Il faut garder en mémoire que, du strict point de vue de la description grammaticale et phonologique du créole haïtien, et quant à la cohérence de la graphie actuelle du créole, le linguiste Yves Dejean est l’une des voix les plus autorisées et les plus rigoureuses des études consacrées à « la langue qui unit tous les Haïtiens », le créole. On l’en félicitera une fois de plus mais en lui rappelant, pour qu’il ne l’oublie surtout pas, qu’il y a également, en Haïti et hors d’Haïti, d’autres voix hautement autorisées dans le domaine de la créolistique…
Dans la sphère des débats publics, Yves Dejean, comme moi d’ailleurs, a le droit de formuler ses idées, au même titre que n’importe quel citoyen haïtien vivant en Haïti ou hors du pays, et au même titre qu’un linguiste dont la langue maternelle n’est pas le créole mais dont la rigueur attestée l’autorise à effectuer des recherches dans le champ de la créolistique. Mais il est aberrant, voire frileusement « diasporaphobe », de vouloir encore aujourd’hui exclure les intellectuels haïtiens de la diaspora du débat public sur la question des langues en Haïti. Ce n’est pas parce que l’on vit en Haïti que l’on disposerait à priori d’une « vérité » absolue, d’un infaillible dogme, pontifical et pontifiant, sur le créole haïtien…
Cela étant posé, la mention objective du haut savoir linguistique de Yves Dejean et le respect que j’ai pour mon aîné me portent, en une sereine et méthodique approche du débat d’idées, à exposer publiquement que plusieurs idées qu’il soutient sur la question linguistique haïtienne, depuis une cinquantaine d’années, ne parviennent toujours pas à rallier les chercheurs, les universitaires, les enseignants, les spécialistes de la didactique des langues, les concepteurs de manuels scolaires et les administrateurs du système éducatif national. Pire : en Haïti et outre-mer, elles servent parfois de caution académique et intellectuelle à l’une et l’autre de ces mini-sectes créolistes/fondamentalistes, mini-sectes de la soutane militante et dispensatrices d’anathèmes qui, paradoxalement, alimentent la minorisation institutionnelle du créole en Haïti.

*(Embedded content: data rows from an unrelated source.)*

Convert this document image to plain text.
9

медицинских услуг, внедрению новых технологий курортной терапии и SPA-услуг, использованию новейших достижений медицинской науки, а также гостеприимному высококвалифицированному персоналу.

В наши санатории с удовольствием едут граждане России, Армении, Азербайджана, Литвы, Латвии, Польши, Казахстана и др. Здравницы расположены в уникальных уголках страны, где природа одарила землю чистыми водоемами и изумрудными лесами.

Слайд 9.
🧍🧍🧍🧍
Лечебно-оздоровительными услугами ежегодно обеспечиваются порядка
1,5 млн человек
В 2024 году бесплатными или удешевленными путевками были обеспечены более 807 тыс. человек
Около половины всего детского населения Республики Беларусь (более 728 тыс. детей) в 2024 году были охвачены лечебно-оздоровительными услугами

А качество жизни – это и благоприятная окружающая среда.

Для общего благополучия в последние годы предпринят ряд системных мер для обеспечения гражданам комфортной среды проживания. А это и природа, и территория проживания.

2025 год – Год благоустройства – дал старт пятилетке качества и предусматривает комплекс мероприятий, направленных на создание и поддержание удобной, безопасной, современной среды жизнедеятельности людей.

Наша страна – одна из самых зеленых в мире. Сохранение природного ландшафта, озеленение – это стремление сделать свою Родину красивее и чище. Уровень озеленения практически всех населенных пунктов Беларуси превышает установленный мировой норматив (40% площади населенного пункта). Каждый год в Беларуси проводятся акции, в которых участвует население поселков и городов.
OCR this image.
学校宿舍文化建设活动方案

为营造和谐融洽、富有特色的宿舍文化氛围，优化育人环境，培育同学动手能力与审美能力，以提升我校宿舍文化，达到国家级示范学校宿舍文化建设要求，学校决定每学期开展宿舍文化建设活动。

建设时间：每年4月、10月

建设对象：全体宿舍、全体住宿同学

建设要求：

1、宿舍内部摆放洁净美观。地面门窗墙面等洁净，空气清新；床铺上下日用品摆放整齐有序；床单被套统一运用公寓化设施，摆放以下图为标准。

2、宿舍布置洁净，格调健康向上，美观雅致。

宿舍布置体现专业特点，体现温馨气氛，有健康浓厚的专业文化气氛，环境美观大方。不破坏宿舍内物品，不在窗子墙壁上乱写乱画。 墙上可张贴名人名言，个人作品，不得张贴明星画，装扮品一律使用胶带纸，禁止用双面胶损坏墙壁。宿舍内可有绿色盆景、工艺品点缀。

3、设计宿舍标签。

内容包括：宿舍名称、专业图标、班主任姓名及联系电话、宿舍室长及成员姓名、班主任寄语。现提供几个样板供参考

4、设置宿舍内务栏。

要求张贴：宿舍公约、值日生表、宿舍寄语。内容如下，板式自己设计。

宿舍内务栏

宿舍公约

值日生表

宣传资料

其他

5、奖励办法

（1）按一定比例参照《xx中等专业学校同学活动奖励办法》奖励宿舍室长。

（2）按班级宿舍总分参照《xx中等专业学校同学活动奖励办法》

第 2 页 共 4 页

Si je prends aujourd’hui la peine d’écrire le présent article, ce n’est même pas pour défendre un livre que j’ai eu la joie de coordonner et qui, le lecteur en conviendra à sa lecture page après page, se tient debout tout seul et est porteur à la fois d’une forte vision et de propositions en phase avec cette vision. Je le fais parce que nous sommes en présence, au prétexte du compte-rendu critique de lecture d’un livre, de la réitération du « système » Yves Dejean totalement opposé à toute vision non conflictuelle de la cohabitation des deux langues officielles d’Haïti, vision non conflictuelle que nous assumons et dont les lecteurs de AlterPresse sauront mesurer tous les enjeux à la lecture de notre livre « L’aménagement linguistique en Haïti : enjeux, défis et propositions ». Argumenté et se voulant dialogique, notre ouvrage collectif traite non pas de « l’acquisition… » du créole par tous les locuteurs natifs du pays, mais plutôt de l’aménagement et de la didactique convergente de nos deux langues officielles dans l’espace public et dans le système éducatif national. Et pour passionnant et « éternel » qu’il soit, « Le débat inné-acquis et le développement du langage à l’aube du 21ème siècle » (Christophe Parisse, 2002) [3] n’est pas l’objet de notre livre, et vouloir verbeusement y enfermer le lecteur n’est qu’un dilatoire détournement du sens de notre démarche.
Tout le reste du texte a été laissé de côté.